Insbesondere die sehr persönlichen Ausführungen von Ralf Weberüber seine Erlebnisse im System der Heimerziehung ging den Abgeordneten sichtlich nahe. Weber stellte dabei den Geschlossenen Jugendwerkhof Torgau als zentrales Züchtigungsinstrument der Heimerziehung in der DDR dar. „Jeder Jugendliche kam aus einem der 472 DDR-Heime oder 32 Jugendwerhöfen nach Torgau und ging danach wieder in ein Heim. Nach Torgau wollte niemand, es war schlimmer als Knast. Unsere Persönlichkeit sollte dort gebrochen werden, was vorher nicht gelang.“ so Weber auf die Frage - nach persönlichen Erlebnissen in Torgau - des Bundestagsabgeordneten Manfred Kolbe (CDU), der als Berichterstatter der CDU/CSU-Fraktion für Heimkinder-Ost ebenfalls der Anhörung beiwohnte.

Die ausführlichen Schilderungen und Anregungen der Experten werden nun in die weitere Antragsberatung der Abgeordneten einfließen. Die abschließende Beratung der Anträge ist für die kommende Sitzungswoche (07./08. Juli 2011) vorgesehen. Nach der Sommerpause soll es dann entsprechende Gesetzesvorschläge zur Einsetzung von Entschädigungsleistungen geben.

„Für die aufgebrachte Kraft und die klaren Worten danke ich Herrn Weber und Frau Beyler ausdrücklich.
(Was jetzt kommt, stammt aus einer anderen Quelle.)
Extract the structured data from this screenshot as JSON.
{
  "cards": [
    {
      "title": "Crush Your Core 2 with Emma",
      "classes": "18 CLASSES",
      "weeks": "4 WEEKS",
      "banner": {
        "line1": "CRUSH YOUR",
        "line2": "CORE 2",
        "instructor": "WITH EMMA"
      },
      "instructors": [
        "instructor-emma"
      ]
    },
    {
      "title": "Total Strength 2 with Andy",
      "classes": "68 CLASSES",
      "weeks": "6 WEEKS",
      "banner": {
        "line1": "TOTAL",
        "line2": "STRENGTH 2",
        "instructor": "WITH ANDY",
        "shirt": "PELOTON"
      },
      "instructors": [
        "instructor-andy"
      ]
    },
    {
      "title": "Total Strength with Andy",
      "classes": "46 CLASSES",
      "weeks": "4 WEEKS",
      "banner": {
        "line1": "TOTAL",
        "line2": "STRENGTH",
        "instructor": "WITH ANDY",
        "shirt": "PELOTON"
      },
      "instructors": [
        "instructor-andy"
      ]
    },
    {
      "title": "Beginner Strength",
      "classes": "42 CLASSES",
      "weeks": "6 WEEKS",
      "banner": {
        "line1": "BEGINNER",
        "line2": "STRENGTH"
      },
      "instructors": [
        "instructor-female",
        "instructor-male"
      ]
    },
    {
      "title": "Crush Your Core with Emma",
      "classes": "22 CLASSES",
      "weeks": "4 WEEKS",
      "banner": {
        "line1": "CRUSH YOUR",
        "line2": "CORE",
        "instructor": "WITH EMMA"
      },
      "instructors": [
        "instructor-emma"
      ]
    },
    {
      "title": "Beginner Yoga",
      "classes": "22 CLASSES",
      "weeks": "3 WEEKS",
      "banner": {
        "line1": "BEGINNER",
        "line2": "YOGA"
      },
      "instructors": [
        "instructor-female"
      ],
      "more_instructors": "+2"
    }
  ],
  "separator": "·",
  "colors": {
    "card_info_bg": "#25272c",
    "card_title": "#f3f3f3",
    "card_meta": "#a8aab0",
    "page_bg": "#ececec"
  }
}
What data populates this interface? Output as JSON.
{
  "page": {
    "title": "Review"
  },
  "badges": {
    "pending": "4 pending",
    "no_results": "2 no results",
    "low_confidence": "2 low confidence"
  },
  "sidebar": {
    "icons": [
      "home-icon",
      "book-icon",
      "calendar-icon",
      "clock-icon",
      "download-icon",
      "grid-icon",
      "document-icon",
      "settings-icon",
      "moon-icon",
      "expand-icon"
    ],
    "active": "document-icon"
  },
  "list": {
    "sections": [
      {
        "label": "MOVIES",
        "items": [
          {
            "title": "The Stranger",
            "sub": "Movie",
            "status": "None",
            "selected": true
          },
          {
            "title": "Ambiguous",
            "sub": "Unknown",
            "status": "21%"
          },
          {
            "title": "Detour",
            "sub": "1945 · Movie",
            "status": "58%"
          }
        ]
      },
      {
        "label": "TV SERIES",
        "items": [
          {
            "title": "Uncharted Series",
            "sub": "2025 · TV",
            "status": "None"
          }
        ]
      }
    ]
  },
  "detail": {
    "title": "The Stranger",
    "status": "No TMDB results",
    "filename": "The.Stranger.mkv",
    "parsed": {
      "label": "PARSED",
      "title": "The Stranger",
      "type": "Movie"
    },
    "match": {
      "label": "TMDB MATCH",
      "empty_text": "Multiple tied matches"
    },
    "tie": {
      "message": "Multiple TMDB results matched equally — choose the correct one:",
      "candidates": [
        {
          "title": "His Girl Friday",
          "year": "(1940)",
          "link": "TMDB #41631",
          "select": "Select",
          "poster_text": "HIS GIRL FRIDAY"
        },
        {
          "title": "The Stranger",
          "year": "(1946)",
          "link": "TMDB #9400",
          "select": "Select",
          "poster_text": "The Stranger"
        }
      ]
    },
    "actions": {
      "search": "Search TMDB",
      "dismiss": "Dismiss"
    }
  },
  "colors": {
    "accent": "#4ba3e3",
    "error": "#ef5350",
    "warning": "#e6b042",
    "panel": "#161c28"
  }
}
Es war wichtig, das teilweise menschenverachtende System der DDR-Heimerziehung darzustellen und klar und deutlich aufzuzeigen, dass es Missbrauch und Gewalt auch vielerorts in der DDR gab, wobei hier nicht einmal die theoretische Möglichkeit bestand, sich an unabhängige Stellen zuwenden.“ so Manfred Kolbe abschließend.

Das Protokoll der Anhörung wird in den nächsten Tagen unter www.bundestag.de öffentlich zur Verfügung gestellt.